Highs and Lows

Jan 06, 2009 21:26

This is more for myself than anything. I just need to vent and work through some things that have been on my mind for a while.

It's funny because going out over the past week has made me feel incredibly good about myself again, but it has also made me feel like shit. Something is definitely wrong with me if I won't take advantage of a drunk girl throwing herself at me (this happened on new years and on redneck's b-day.) I've been trying to make meaningful connections with people instead of the same old bullshit that I did in college. I don't want these stupid things that start off with sex and/or making out. They just don't work out. Maybe I've done myself a disserice by getting back into shape.

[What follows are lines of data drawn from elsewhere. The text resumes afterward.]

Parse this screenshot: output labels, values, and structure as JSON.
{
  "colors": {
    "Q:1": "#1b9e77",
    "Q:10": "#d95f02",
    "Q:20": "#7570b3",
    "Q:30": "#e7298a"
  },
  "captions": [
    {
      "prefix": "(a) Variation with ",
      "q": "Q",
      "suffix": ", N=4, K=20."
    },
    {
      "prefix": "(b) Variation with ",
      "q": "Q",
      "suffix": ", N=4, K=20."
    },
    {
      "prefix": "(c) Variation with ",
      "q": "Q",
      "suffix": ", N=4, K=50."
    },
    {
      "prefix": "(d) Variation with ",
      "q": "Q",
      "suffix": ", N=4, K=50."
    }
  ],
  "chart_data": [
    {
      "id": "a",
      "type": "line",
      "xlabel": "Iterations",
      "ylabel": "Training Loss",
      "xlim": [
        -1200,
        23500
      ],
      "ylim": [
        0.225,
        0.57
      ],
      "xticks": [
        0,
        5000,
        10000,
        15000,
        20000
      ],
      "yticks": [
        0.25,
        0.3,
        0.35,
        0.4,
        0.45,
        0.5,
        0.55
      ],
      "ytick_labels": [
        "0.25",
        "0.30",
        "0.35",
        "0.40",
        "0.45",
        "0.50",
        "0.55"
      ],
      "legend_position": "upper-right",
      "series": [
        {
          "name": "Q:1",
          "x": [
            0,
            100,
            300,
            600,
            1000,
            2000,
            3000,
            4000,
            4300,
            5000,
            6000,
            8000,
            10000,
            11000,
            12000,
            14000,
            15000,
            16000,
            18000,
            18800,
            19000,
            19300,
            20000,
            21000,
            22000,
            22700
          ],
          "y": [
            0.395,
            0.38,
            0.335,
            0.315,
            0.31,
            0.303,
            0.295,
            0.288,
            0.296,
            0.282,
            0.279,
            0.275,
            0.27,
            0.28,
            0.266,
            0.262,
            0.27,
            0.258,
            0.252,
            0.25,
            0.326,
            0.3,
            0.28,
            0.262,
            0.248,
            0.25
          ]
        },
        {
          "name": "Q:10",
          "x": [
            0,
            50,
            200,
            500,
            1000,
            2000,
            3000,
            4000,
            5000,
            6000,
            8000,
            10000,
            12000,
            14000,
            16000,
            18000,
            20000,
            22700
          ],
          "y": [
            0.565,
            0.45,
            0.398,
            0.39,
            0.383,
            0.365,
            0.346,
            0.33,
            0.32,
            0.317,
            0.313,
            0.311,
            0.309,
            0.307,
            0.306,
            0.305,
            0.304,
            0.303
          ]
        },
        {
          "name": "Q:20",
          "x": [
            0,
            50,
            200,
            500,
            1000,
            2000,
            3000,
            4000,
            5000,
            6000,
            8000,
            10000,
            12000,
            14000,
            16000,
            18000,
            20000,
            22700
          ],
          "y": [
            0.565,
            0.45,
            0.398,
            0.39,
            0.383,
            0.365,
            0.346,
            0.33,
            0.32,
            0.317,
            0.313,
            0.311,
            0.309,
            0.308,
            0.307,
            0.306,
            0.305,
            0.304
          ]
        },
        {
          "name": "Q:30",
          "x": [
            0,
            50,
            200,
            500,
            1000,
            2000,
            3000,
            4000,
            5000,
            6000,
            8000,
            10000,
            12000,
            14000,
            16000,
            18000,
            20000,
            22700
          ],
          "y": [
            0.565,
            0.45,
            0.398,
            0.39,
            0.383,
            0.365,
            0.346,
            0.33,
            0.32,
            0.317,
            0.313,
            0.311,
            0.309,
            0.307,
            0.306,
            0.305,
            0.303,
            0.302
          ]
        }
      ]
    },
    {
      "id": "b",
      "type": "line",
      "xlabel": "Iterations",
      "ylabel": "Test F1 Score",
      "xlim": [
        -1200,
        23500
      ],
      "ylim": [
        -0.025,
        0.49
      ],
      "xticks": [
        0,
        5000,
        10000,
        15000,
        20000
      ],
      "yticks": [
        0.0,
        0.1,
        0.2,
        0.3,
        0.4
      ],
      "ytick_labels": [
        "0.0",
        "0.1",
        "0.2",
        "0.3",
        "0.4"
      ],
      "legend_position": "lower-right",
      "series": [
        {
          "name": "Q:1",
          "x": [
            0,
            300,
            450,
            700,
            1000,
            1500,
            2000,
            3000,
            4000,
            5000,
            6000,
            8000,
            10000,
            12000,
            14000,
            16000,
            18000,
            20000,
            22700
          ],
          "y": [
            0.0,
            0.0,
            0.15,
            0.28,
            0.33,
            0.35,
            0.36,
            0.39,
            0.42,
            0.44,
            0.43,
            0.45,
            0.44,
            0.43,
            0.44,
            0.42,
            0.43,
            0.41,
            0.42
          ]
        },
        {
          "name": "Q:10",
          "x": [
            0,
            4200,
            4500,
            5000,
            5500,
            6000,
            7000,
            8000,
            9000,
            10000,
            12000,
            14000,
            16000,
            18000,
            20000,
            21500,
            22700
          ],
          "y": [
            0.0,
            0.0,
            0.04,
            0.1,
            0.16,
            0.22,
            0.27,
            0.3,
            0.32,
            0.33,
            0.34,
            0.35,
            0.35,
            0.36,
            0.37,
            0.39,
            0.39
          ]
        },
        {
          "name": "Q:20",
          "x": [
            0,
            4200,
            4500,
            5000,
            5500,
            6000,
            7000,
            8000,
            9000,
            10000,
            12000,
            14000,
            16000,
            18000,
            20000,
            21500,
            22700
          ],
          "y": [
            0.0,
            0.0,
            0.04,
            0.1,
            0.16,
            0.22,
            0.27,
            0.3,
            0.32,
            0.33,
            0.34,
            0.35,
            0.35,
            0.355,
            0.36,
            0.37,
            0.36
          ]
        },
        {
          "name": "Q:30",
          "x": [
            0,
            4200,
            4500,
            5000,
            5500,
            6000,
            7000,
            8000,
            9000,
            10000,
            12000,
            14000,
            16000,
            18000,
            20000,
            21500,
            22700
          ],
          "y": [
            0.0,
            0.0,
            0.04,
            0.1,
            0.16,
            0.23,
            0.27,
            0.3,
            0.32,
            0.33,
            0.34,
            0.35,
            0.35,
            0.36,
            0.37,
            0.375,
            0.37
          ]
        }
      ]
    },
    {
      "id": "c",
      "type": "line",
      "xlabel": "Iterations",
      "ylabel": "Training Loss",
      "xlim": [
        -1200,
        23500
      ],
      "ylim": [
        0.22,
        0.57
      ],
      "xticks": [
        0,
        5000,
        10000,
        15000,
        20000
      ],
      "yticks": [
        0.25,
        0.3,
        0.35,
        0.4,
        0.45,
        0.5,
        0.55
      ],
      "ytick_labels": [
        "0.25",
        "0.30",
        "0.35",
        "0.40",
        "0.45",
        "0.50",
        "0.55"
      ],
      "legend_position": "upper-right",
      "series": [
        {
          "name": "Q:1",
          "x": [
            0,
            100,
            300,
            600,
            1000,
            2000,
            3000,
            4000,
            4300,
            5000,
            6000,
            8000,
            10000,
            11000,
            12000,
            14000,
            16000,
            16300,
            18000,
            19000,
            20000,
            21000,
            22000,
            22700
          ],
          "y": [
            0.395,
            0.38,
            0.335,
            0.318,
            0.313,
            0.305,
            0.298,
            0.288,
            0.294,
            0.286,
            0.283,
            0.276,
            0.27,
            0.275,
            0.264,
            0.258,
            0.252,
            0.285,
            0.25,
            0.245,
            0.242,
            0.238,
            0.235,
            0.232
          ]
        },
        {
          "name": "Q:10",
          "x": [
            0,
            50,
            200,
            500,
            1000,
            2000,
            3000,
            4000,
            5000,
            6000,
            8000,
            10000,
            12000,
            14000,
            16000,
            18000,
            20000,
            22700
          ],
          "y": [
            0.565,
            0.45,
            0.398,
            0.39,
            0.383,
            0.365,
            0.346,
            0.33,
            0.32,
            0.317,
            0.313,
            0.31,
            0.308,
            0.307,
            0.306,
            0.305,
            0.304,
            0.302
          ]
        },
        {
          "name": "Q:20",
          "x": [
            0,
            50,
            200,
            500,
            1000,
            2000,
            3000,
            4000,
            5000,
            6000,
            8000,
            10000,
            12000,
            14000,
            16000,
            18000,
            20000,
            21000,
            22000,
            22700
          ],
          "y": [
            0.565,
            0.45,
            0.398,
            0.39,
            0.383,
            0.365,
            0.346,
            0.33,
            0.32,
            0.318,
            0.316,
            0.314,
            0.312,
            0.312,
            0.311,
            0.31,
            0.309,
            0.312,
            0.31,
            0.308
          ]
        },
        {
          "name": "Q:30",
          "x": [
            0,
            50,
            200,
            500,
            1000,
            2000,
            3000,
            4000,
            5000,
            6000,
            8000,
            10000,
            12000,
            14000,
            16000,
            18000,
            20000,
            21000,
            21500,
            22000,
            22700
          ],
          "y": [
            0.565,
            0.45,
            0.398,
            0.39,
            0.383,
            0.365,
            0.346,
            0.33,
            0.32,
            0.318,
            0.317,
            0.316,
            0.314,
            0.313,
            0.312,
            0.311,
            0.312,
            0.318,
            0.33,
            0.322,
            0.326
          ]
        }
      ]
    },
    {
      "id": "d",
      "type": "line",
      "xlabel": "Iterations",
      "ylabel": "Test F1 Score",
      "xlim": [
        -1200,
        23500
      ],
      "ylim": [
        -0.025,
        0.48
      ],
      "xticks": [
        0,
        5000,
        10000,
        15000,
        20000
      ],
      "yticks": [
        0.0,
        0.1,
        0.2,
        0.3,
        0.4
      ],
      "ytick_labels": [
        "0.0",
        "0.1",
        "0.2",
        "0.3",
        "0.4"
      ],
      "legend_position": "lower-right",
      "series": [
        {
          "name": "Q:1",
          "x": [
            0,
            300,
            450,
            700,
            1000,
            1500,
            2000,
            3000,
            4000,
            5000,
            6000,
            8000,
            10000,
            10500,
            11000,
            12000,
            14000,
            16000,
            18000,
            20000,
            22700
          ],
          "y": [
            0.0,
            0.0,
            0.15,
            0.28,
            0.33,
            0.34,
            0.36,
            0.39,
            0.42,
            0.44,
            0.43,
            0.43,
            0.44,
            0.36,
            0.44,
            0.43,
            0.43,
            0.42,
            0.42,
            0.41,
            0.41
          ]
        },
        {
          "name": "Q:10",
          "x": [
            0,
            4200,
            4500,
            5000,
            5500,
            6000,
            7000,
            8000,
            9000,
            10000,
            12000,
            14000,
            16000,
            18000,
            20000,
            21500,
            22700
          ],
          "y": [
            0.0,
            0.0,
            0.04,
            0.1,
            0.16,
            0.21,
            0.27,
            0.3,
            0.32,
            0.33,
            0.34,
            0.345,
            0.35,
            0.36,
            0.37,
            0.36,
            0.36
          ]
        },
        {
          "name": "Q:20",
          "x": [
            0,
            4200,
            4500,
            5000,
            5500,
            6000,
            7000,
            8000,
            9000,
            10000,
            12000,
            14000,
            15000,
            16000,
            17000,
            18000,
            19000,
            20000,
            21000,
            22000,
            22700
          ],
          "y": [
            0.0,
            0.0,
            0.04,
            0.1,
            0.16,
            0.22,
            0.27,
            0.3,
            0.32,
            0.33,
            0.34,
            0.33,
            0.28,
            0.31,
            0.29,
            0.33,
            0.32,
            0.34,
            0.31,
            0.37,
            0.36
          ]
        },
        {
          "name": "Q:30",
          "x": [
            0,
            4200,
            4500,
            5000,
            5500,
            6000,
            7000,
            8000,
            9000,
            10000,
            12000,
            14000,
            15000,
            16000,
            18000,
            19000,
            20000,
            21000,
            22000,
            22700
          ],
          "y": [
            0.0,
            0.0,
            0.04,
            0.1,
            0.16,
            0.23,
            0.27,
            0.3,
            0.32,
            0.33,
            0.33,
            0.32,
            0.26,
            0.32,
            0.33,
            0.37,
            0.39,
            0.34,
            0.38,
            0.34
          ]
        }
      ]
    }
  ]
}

Maybe I'm just a shitty person overall.

Maybe I'm just not someone meant for serious relationships. Maybe I'm meant to be a solid one-night stand and nothing more. It just makes me think of something from the wedding singer and it really makes me sad:

"Their shows got canceled. Because no one wants to see a fifty-year-old guy hitting on chicks."

Eh, whatever, I'll stop complaining.

I'll just make sure to kill my feelings in the gym tomorrow.

I'm just looking for someone who truly gets me.

I guess it wouldn't be a "Steve" journal if I didn't cry about shit!

And I looked over my book again (to decide whether or not to finish putting the editing into digital form), and I think I've decided to abandon the project completely. I just don't think I have what it takes to be a truly good writer. It's a shame because I really liked where my story was going, but actually reading it made me upset with myself for ever having the delusion that I possessed some kind of innate talent.